Merujuk Peraturan Pemerintah (PP) Nomor 48 Tahun 2008 Pasal 52, satuan pendidikan menengah yang diselenggarakan pemerintah memang diperbolehkan memungut biaya pendidikan dari orang tua peserta didik, dengan syarat:
- Transparan,
- Proporsional,
- Tidak diskriminatif,
- Tidak membebani siswa dari keluarga kurang mampu.
Namun dalam implementasinya, banyak sekolah justru keliru dalam pengelolaan. Tak sedikit laporan masyarakat menyebut bahwa dana pungutan digunakan sebagai tambahan honor kepala sekolah atau guru ASN, yang seharusnya sudah mendapatkan tunjangan resmi dari negara seperti TPG (Tunjangan Profesi Guru), Tunjangan Kinerja, atau Dana BOS.
“Pungutan boleh, tapi tidak boleh digunakan untuk kesejahteraan pribadi guru atau kepala sekolah. Itu melanggar Permendikbud 75 Tahun 2016 dan prinsip anggaran pendidikan,” tegas A. Sambera, pengamat pendidikan NTT, Selasa (5/8/2025).
Larangan ini termuat jelas dalam Permendikbud Nomor 75 Tahun 2016 tentang Komite Sekolah, di mana:
- Komite sekolah dilarang menarik pungutan wajib,
- Dana sumbangan tidak boleh digunakan untuk kepentingan pribadi kepala sekolah/guru,
- Komite sekolah hanya boleh memfasilitasi sumbangan sukarela, bukan iuran rutin yang mengikat.
Sayangnya, banyak sekolah negeri, terutama di daerah, menggunakan celah “persetujuan komite” untuk membenarkan pungutan wajib, bahkan mengalokasikan dana itu untuk honor rutin tenaga pendidik. Praktik ini bukan hanya keliru, tetapi juga berpotensi masuk kategori pungutan liar (pungli) jika tidak melalui persetujuan tertulis dan audit resmi.
“Kami tidak keberatan bantu sekolah. Tapi jangan bebani kami dengan iuran wajib setiap bulan, apalagi kalau uang itu untuk honor pejabat sekolah. Itu tidak adil,” ujar Yohana, wali murid SMA Negeri di Kota Kupang.

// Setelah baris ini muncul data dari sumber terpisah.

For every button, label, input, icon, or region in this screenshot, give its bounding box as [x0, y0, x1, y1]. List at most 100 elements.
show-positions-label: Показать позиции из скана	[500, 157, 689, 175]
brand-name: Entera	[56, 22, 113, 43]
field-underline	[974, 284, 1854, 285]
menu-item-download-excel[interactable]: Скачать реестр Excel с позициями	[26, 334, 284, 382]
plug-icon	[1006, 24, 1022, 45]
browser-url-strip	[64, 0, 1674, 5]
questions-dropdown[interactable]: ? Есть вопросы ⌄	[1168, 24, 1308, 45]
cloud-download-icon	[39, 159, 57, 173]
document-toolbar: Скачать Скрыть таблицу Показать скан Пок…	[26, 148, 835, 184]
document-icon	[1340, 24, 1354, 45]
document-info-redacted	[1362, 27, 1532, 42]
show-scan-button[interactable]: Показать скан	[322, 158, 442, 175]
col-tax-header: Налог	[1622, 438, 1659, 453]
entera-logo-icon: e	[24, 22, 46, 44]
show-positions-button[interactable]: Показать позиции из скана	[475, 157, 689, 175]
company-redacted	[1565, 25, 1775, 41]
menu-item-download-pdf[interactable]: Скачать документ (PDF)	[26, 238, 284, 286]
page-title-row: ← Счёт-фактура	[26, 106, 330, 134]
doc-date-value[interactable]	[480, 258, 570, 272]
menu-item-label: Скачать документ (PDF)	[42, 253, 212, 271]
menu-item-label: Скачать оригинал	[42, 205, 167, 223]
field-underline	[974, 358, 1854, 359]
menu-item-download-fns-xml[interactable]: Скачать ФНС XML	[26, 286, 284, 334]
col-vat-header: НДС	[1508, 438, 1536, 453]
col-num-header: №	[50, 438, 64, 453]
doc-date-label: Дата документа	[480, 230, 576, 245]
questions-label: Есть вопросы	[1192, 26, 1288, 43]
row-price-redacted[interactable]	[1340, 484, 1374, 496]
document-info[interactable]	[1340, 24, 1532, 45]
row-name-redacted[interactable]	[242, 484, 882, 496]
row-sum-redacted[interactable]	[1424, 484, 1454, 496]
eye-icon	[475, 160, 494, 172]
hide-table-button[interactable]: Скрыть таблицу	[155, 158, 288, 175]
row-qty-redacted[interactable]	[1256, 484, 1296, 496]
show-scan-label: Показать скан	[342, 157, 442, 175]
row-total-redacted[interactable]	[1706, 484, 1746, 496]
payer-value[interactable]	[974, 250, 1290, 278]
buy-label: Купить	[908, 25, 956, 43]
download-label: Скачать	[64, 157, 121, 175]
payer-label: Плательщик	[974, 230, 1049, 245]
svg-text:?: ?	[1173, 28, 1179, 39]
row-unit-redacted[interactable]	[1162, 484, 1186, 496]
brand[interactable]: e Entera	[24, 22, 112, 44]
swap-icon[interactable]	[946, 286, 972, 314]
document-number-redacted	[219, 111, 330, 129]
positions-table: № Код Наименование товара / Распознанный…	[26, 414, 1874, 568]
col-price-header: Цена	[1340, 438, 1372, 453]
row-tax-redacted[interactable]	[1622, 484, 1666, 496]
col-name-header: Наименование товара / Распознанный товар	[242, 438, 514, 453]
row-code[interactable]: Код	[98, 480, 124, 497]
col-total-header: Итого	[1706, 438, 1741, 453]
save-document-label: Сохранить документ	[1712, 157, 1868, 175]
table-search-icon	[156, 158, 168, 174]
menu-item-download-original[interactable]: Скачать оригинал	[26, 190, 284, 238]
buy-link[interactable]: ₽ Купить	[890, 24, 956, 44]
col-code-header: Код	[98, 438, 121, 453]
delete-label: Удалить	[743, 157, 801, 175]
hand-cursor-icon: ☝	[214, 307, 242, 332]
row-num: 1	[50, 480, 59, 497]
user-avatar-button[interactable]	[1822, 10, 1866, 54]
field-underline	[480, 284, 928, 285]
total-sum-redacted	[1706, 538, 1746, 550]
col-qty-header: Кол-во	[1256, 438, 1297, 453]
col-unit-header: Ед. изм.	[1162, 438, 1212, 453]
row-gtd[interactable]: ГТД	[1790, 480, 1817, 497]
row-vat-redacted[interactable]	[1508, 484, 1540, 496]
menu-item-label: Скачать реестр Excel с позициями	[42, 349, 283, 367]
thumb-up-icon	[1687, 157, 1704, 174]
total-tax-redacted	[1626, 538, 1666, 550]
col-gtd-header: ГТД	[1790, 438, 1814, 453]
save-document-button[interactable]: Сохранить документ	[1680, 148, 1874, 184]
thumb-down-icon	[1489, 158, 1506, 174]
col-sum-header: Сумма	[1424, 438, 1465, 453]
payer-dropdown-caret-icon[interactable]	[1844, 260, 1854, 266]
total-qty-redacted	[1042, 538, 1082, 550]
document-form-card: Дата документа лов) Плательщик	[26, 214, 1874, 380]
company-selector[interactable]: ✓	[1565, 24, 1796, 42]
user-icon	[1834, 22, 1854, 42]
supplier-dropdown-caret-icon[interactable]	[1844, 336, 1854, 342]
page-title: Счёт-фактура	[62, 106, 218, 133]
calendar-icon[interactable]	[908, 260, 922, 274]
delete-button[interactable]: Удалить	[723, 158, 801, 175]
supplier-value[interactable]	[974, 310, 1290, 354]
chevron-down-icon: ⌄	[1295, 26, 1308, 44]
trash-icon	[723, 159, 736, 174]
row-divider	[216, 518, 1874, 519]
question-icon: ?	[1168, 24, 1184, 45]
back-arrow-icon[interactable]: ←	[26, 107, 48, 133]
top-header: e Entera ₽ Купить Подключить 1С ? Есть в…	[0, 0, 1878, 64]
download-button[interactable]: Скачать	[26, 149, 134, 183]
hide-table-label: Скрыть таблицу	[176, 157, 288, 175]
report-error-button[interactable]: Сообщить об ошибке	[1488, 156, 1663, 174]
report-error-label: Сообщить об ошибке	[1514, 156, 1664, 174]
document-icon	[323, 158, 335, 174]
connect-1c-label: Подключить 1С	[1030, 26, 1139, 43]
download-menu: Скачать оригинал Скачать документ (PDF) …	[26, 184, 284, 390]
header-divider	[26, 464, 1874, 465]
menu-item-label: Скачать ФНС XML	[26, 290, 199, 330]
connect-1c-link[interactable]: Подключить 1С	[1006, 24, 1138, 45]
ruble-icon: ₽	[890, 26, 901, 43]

ASN Sudah Digaji Negara, Tidak Boleh Ambil dari Pungutan
Pakar hukum pendidikan menyatakan, guru ASN dan kepala sekolah negeri dilarang menerima tunjangan dari pungutan peserta didik, kecuali jika:
- Bersumber dari program resmi seperti BOS,
- Tercantum dalam RKAS yang disetujui Dinas Pendidikan,
- Berasal dari kegiatan tambahan di luar jam pelajaran reguler (misalnya ekstrakurikuler).
Jika melanggar, ASN tersebut bisa dikenai:
- Sanksi administrasi oleh Inspektorat atau BKD,
- Temuan BPK,
- Dilaporkan ke Ombudsman atau bahkan Kejaksaan.
Masyarakat diharapkan lebih kritis terhadap praktik keuangan di sekolah, terutama yang melibatkan pungutan atau sumbangan. Pungutan boleh, tapi bukan untuk menambah gaji ASN. Dan komite sekolah bukan lembaga penagih iuran, melainkan pengawas partisipatif demi mutu pendidikan.